The Birthday Girl (2002)
Starring: Nicole Kidman, Ben Chaplin, Mathieu Kassovitz, Vincent Cassel
Directed by: Jez Butterworth
Release Date: February 1st, 2002 (wide).
Runtime: 93 minutes
MPAA Rating: R for sexuality, strong language.
Distributor: Miramax Films
Aussie Nicole Kidman gets Slavic and dreamy Ben Chaplin (The Truth About Cats and Dogs) gets nerdy in this story of a mild-mannered bank manager from suburban London who orders a Russian bride over the Internet. He gets more than he bargained for when her Russian cousins throw themselves into the mix.
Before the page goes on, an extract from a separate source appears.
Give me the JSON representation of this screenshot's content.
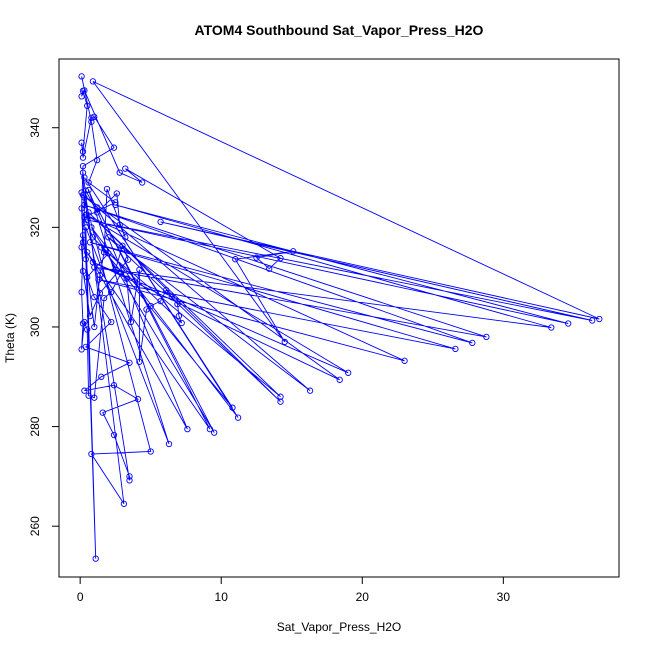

At a London airport, shy bank clerk John (Ben Chaplin) watches passengers arriving from an Aeroflot flight. He’s waiting for his Russian mail-order bride. The last passenger leaves. Disappointed, he turns to see a tall, thin, gangly woman in a long red coat. She has scruffy black hair, red-black rings around her eyes, and looks apprehensive, tired, and worn.
This is Nadia (Nicole Kidman). As he drives her home, John discovers she can’t speak English, but that she does smoke. Repeatedly, he calls the agency that arranged the marriage, leaving messages that a mistake has been made. However, although Nadia doesn’t know any English, John soon discovers that she knows all about sex. He changes his mind about sending her back.
The opening of director Jez Butterworth’s Birthday Girl (2001) is amusing and raunchy. But the film (written by the director and his brother, Tom) takes off in another direction when, on Nadia’s birthday, two boisterous Russians (exuberantly played by Vincent Cassel and Matthieu Kassovitz) arrive and take over John’s home. The clever, twisting narrative that follows is, by turns, surprising, funny, and thrilling. Ben Chaplin’s thoughtful performance counterbalances Nicole Kidman’s troubled volatile heroine, who is not who she seems to be.